On vit la mondialisation du rugby avec les moyens qu’on a. Ici, à Issoire, on a bien voulu se mettre au goût du jour et acheter quelques joueurs exotiques pour faire comme tout le monde, mais on l’a fait avec nos petits moyens et en gardant la tête froide. Ainsi, depuis quelques saisons, une communauté tend à se développer au sein du club. Une communauté différente de nous autres. Avec sa propre culture, sa propre langue, ses propres traditions et surtout sa propre nourriture. Ils sont désormais une dizaine à jouer en équipe une ou en réserve, et même si leur intégration n’est pas toujours simple, ils font malgré tout parti du paysage rugbystique issoirien.
Eux, ce sont les Cantaliens, que l’on peut aussi appeler les Cantalous sans leur manquer de respect. Et dans cette communauté, un petit dernier est arrivé juste avant le début du championnat, sans faire de bruit, en provenance d’un des clubs cantaliens reconnus : Arpajon. Quentin Claveyrolles joue centre en réserve et nous sommes allés à sa rencontre pour le connaitre un peu mieux et savoir s’il s’acclimate bien dans son nouveau club et sa nouvelle vie. Il nous a reçu chez lui, dans son appartement décoré aux couleurs de son pays, avec des belles photos, du Plomb et du Jean Alric plein comme un œuf. Au-dessus de la cheminée, un trophée de Mouflon empaillé. Et, pour nous mettre très à l’aise, Quentin n’a pas hésité à mettre le dernier album de Traucaterme en fond sonore. On a tout de suite senti qu’il était fier de nous faire découvrir sa culture et ses traditions.
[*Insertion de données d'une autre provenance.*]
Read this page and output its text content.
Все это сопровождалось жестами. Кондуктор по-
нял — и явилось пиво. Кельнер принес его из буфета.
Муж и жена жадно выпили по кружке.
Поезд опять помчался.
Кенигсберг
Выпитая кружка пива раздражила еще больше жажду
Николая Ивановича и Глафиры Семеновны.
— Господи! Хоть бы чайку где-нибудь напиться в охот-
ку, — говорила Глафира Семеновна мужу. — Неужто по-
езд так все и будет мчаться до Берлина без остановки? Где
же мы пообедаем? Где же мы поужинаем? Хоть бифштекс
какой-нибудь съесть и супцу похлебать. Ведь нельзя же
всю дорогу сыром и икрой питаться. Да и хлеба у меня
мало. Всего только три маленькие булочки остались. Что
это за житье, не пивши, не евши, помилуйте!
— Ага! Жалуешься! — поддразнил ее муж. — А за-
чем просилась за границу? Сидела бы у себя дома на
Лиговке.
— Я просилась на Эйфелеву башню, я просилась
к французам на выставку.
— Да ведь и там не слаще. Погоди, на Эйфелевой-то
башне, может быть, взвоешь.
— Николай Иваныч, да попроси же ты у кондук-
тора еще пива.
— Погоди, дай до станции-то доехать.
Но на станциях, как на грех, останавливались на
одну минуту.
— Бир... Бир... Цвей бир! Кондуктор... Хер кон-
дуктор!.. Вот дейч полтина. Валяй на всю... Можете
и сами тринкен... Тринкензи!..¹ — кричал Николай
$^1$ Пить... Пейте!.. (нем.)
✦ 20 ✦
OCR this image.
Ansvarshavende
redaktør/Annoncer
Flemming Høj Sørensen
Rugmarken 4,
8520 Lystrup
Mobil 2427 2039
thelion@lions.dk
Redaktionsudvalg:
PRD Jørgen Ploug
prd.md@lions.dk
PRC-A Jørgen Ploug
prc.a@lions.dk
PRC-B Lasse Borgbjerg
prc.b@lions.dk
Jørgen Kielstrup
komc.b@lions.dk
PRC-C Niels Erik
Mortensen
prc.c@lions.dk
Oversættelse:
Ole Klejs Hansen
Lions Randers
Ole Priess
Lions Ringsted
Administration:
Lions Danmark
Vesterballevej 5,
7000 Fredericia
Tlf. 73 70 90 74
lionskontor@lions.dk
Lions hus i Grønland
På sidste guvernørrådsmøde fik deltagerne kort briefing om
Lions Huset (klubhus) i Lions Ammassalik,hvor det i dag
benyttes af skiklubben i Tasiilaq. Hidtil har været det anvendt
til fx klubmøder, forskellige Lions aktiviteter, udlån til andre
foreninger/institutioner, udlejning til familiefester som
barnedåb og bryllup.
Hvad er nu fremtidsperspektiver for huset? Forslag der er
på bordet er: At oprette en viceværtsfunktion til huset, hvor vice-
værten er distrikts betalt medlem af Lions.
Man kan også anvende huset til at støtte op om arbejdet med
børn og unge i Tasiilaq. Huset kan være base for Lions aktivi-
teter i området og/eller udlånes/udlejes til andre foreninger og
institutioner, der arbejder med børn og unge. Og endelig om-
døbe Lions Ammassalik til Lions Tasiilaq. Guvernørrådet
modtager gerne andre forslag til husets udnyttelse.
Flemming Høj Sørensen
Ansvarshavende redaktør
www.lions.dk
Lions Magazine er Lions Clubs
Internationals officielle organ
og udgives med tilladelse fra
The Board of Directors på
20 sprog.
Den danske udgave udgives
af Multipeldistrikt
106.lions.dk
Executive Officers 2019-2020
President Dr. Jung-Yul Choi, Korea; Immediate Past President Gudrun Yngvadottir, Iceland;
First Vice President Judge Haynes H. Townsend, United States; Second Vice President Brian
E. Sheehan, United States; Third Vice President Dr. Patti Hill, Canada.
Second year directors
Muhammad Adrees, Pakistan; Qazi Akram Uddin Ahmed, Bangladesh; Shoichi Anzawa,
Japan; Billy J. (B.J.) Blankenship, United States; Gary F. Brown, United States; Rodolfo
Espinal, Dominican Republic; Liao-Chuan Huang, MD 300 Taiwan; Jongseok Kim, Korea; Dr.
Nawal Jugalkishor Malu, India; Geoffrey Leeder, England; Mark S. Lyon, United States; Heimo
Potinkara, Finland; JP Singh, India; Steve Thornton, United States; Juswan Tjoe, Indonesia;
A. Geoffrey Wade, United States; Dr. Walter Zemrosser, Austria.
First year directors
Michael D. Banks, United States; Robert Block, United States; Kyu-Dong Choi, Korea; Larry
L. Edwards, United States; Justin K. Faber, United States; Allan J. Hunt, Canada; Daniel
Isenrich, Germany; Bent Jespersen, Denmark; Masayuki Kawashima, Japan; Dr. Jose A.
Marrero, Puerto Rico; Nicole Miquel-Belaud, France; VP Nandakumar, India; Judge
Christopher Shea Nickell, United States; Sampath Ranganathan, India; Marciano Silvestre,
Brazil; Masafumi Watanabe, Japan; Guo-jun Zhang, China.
Après nous avoir offert une gentiane accompagnée de Pounti, il nous a expliqué dans un français quasi parfait qu’il avait connu Issoire grâce aux autres Cantaliens qui, quand ils revenaient au pays, n’en disaient que du bien. D’ailleurs, a-t-il rajouté, avec les arrivées de Benoit Tiravy et de Matthieu Chabaud cette saison, les anciens du club originaires du Cantal ont remis en place, une soirée par mois chez l’un ou chez l’autre, ou l’on parle des mauvais noirs, mais aussi du pays en mangeant une truffade préparée par l’une des femmes de la communauté.
Cette tradition jusqu’alors un peu laissée en sommeil a permis aux nouveaux de mieux comprendre le fonctionnement du club et de la ville en général. Machinalement, quand Quentin nous expliquait cela, il s’amusait à remuer une de ces boules en cristal qui se recouvre de neige quand on la retourne. A l’intérieur de cette boule, le viaduc de Garabit, ouvrage ferroviaire majeur du paysage cantalien. Comme nous avons pu nous en rendre compte par nous-même, le Cantalien n’est pas difficile à vivre et s’acclimate plutôt bien à la vie Issoirienne. Et comme le dit Quentin Claveyrolles : « en cas de blues, je sais qu’il existe à Issoire, une brasserie tenue par l’un des nôtres, ou je peux me rendre quand je veux ».
Malheureusement et même si tout parait parfait, une ombre vient quelques fois noircir le tableau. Les entraineurs issoiriens redoutent à chaque fois les périodes de trêves ou les intersaisons. Ces périodes sans rugby sont généralement l’occasion aux Cantaliens de retourner au pays, de retrouver la famille, les amis, mais aussi la bonne gastronomie locale. Nos coachs ne savent alors jamais dans quel état ils vont retrouver leurs joueurs qui se seront gavés de fourme, de Cantal doux, d’entre deux, ou de Cantal vieux, de tripoux, ou de viande Salers dont le Cantalou est friand.